In an isosceles triangle $ABC$ with $AB = AC$,$D$ and $E$ are points on $BC$ such that $BE = CD$ (see Fig). Show that $AD = AE$.

In right triangle $ABC$,right-angled at $C$,$M$ is the mid-point of hypotenuse $AB$. $C$ is joined to $M$ and produced to a point $D$ such that $DM = CM$. Point $D$ is joined to point $B$ (see Fig). Show that:
$(i)$ $\Delta AMC \cong \Delta BMD$
$(ii)$ $\angle DBC$ is a right angle.
$(iii)$ $\Delta DBC \cong \Delta ACB$
$(iv)$ $CM = \frac{1}{2} AB$

$\Delta ABC$ and $\Delta DBC$ are two isosceles triangles on the same base $BC$ and vertices $A$ and $D$ are on the same side of $BC$ (see Fig). If $AD$ is extended to intersect $BC$ at $P$,show that:
$(i)$ $\Delta ABD \cong \Delta ACD$
$(ii)$ $\Delta ABP \cong \Delta ACP$
$(iii)$ $AP$ bisects $\angle A$ as well as $\angle D$.
$(iv)$ $AP$ is the perpendicular bisector of $BC$.

In the figure,$\angle B < \angle A$ and $\angle C < \angle D$. Show that $AD < BC$.

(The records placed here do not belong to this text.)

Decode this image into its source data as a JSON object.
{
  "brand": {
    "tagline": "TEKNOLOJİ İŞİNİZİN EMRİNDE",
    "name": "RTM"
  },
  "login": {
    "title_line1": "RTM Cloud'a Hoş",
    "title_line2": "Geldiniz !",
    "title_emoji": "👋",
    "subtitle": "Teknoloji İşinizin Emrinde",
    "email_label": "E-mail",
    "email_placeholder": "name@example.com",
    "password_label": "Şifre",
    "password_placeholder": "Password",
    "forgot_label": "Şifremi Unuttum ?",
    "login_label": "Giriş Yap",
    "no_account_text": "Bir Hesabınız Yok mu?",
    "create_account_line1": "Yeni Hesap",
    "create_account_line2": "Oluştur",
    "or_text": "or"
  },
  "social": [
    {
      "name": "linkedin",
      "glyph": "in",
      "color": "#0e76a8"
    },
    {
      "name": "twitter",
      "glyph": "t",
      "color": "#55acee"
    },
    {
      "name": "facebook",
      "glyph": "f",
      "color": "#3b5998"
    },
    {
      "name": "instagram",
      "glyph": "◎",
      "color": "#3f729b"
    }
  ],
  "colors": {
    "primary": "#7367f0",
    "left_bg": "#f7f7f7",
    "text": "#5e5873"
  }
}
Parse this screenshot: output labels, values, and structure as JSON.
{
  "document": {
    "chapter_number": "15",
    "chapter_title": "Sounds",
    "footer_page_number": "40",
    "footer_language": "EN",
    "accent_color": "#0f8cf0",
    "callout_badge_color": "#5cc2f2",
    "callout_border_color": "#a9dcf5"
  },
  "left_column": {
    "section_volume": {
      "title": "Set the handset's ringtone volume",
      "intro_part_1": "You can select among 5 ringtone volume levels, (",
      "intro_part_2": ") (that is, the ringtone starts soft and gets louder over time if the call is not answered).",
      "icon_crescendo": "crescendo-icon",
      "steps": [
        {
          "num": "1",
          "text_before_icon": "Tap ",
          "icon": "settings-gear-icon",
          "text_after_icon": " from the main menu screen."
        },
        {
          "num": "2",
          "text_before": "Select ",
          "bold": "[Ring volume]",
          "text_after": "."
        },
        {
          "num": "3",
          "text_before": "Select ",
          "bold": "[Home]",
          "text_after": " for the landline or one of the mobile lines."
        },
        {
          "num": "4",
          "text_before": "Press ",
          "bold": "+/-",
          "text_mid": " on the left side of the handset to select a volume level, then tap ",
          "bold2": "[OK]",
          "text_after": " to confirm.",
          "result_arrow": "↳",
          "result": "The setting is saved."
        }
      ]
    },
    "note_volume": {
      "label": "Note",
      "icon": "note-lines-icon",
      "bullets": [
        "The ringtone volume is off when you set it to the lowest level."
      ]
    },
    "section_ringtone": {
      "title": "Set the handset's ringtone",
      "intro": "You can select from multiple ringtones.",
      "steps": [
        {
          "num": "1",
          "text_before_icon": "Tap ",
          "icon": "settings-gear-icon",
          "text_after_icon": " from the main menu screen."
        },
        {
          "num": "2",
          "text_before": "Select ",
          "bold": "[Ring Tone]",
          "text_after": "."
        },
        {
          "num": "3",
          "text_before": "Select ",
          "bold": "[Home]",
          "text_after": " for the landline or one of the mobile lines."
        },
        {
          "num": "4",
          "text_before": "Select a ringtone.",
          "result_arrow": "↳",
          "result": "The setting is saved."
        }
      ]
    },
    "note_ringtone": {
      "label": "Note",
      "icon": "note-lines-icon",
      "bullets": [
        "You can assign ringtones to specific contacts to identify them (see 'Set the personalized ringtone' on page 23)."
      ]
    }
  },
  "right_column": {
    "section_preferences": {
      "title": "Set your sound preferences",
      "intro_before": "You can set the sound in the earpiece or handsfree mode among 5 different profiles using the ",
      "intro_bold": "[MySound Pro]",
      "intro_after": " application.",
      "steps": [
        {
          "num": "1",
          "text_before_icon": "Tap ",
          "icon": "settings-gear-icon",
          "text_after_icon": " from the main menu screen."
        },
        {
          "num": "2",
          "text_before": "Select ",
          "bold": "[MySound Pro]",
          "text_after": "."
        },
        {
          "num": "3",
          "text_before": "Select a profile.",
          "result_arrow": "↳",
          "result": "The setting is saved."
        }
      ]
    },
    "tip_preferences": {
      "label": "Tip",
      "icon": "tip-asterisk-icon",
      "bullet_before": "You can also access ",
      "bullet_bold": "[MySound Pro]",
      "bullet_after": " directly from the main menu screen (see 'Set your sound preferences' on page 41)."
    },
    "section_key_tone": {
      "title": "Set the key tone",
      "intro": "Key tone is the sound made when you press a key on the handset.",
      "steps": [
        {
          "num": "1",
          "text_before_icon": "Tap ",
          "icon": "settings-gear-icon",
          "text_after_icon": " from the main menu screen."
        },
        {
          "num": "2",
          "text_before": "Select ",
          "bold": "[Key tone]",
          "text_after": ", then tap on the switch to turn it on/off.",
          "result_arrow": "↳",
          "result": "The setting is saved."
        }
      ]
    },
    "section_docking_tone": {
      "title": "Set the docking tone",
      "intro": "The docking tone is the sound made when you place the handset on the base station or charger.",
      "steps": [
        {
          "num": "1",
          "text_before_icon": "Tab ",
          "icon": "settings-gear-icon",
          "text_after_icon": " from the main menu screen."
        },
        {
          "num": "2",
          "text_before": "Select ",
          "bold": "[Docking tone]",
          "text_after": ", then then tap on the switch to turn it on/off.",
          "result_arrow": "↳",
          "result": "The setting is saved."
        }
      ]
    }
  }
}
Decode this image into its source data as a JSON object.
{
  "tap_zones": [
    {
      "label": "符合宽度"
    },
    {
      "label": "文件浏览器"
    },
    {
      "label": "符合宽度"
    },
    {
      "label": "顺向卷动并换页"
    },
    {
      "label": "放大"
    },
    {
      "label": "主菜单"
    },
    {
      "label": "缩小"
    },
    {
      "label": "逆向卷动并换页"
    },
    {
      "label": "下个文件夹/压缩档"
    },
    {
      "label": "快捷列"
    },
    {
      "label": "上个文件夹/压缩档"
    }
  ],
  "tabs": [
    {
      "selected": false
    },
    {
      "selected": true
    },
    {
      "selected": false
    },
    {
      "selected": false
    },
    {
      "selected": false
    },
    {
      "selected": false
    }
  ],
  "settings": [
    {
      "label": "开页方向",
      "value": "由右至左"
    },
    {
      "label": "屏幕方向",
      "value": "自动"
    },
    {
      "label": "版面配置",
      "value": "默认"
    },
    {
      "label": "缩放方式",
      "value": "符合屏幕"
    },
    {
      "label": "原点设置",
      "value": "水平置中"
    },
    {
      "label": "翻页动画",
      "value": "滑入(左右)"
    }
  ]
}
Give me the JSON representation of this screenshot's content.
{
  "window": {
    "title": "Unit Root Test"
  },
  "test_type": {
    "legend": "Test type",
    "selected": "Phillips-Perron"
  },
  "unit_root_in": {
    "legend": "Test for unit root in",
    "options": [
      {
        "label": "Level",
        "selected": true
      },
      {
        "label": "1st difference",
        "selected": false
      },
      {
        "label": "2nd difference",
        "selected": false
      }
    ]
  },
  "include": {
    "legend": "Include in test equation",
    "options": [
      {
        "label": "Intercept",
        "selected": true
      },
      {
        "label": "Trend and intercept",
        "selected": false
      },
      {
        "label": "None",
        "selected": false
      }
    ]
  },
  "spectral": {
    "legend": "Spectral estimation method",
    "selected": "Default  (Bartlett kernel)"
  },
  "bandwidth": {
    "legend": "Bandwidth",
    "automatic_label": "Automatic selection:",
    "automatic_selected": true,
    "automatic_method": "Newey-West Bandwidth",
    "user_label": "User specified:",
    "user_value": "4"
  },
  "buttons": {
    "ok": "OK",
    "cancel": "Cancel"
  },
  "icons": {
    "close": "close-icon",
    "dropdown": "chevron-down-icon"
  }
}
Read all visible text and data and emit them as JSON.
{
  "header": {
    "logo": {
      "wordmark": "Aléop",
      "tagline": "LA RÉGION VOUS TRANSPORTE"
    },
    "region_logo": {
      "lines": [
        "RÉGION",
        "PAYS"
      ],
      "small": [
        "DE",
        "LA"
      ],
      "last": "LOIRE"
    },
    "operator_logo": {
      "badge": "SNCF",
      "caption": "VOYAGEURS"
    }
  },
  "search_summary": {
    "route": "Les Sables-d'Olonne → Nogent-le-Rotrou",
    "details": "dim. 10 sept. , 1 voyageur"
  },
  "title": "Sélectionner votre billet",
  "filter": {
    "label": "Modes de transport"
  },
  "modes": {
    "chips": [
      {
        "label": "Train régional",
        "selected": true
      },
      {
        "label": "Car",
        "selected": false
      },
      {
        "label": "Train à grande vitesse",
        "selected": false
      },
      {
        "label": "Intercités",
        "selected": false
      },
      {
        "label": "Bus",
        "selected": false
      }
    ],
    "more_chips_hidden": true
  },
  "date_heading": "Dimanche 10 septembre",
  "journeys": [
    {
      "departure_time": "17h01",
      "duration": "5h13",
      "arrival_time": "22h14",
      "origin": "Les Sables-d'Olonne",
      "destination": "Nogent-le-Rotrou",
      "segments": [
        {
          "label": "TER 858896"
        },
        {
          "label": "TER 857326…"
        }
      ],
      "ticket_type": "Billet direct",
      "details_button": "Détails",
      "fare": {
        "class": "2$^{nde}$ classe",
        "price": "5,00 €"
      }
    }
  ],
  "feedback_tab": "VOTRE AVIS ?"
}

$D$ is a point on side $BC$ of $\Delta ABC$ such that $AD = AC$ (see figure). Show that $AB > AD$.

In the figure,sides $AB$ and $AC$ of $\Delta ABC$ are extended to points $P$ and $Q$ respectively. Also,$\angle PBC < \angle QCB$. Show that $AC > AB$.